What Is Wrong With Me.

There are a number of things wrong with me, mostly stemming from the fact that a large part of who I am is dedicated to drinking coffee, eating donuts (yesterday's count: 3), and for some weird reason breast feeding. I don't know why I wanted to breast feed Jude so badly, but it's something I  had my heart set on from the start. Kenny is alternately fully supportive with comments such as, "I am so proud of you. This is the only thing I've ever suggested a compromise on and you've rejected it every single time" and begging me to give up, saying, "Your life will be so much easier! You can get stuff done! Why do you think you'll be a failure? Do you think other mothers who can't or don't want to breastfeed are failures?"

No. I don't think that at all. There is some kind of super-powerful double standard at work here. I don't compare myself to other moms when it comes to breastfeeding. I don't care that, for example, my sister had to stop breast feeding Epperley because of the antibiotics she had to take for simultaneous bladder and urinary tract infections. I don't think she is any less of a mother for giving Epperley formula. I don't really think anything about it except that it is a lot of bottle washing. And I'm not going to compete with the mothers who nurse their kids until they're two years old. I think it's fabulous if that's your thing.

What I do think: I want to breastfeed Jude because I enjoy it and it's special to me and for some reason it's extremely important to me that I succeed at this and don't give up.
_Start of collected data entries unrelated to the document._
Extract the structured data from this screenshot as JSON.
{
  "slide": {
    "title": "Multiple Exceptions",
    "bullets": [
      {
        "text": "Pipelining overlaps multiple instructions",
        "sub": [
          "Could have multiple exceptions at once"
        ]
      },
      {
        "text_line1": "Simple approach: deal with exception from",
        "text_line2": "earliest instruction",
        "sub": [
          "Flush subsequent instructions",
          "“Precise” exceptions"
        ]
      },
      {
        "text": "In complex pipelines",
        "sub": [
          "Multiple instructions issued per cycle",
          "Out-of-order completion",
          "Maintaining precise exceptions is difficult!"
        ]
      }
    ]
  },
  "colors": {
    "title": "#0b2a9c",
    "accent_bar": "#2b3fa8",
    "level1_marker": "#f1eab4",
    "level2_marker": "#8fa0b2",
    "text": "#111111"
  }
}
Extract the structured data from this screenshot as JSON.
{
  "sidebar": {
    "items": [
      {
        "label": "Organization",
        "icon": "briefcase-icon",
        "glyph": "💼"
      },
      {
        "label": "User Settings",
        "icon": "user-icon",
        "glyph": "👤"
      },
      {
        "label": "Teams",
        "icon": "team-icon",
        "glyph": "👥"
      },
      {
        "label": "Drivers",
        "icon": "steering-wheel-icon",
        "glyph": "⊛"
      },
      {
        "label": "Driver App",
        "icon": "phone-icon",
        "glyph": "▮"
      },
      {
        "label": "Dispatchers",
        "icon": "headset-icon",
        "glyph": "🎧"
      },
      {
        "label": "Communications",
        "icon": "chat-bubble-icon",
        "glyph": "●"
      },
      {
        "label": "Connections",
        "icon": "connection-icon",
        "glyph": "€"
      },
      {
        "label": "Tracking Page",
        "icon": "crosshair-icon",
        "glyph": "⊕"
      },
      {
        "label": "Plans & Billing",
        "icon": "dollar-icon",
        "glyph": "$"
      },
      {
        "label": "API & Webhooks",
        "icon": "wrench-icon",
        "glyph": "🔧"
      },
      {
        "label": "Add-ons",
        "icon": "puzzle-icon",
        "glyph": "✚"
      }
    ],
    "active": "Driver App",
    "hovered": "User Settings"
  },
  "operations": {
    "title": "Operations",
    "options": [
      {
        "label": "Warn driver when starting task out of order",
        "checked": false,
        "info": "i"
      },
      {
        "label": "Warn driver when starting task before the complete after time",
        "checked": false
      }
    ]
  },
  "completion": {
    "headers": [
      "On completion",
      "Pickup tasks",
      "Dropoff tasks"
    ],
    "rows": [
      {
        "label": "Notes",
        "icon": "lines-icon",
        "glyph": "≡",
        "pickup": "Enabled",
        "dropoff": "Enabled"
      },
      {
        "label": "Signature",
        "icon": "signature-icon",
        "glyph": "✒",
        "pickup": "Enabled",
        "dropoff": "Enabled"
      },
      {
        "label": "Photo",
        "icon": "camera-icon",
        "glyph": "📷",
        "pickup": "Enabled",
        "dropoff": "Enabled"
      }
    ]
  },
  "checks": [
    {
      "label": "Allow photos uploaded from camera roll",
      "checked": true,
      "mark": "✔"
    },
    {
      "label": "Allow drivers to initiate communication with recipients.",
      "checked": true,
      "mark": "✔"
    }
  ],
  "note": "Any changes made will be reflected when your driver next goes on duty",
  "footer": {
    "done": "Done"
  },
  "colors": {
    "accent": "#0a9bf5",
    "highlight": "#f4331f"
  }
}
If you've been a long-time reader of this blog (and let's face it, being a reader of this blog these days is like the easiest job in the world, am I right? Once a month, read a few paragraphs. Ha.), you know that ever since I've been out of school, I've struggled with consistency and discipline in my personal life. It's like all my self-motivated behavior and over-achiever attitude were compartmentalized. They pertained to school work and that's about it. It's like the goals that I make for myself and my life don't count or something. I'm constantly making lists of things to work on or achieve and then throwing the list out because, who cares if I achieve it or not? But I've realized that making your own goals, even insignificant goals or silly goals, and reaching them is really the only way to be happy with where your life is headed. This has a lot to do with discipline. And everything that I want and am lacking in my life now stems from a serious lack of self-control and discipline.

So when I decided to breastfeed exclusively, it was like the only thing on my list. And I could totally justify my list now because ANOTHER LIFE DEPENDED ON IT. All the sleep I lost being the only one who could feed Jude, all the pumping I did and am continuing to do, all the crying and worrying if he's getting enough, all that stuff, is worth it to me. And last week when all of that was threatened, I sort of turned into a huge mess that was scary to look at.

The saddest thing was that my coming apart affected Jude. It made him stressed, too! I didn't realize that I was just compounding his "nursing strike" by worrying constantly about him and worrying that giving him bottles while I was at work was ruining him and making him lazy and going to be THE END OF THE WORLD FOREVER.

I finally worked myself up into such a frenzy that he wouldn't eat at all. Didn't even want a bottle. And that's when I was required to chill out. I finally said to myself, this is NOT worth it. If this is the end of breast feeding for us, then this is the end of breast feeding for us. And guess what? It wasn't. After I relaxed, Jude relaxed. It was miraculous. And also incredibly embarrassing. And also a huge moment of clarity and lesson-learned. I have the ability to be ridiculously dedicated to something that seems good for my baby. But if my dedication and fanatacism are actually making things worse for him, all that discipline isn't worth anything.

My goal of breast feeding Jude until he's at least one is still there. It's just not so paramount anymore. I have to disconnect this idea of breastfeeding and mothering. My success as a mother is so intertwined with the idea of nursing him.

And now he is screaming his heart out. So I have to go nurse him.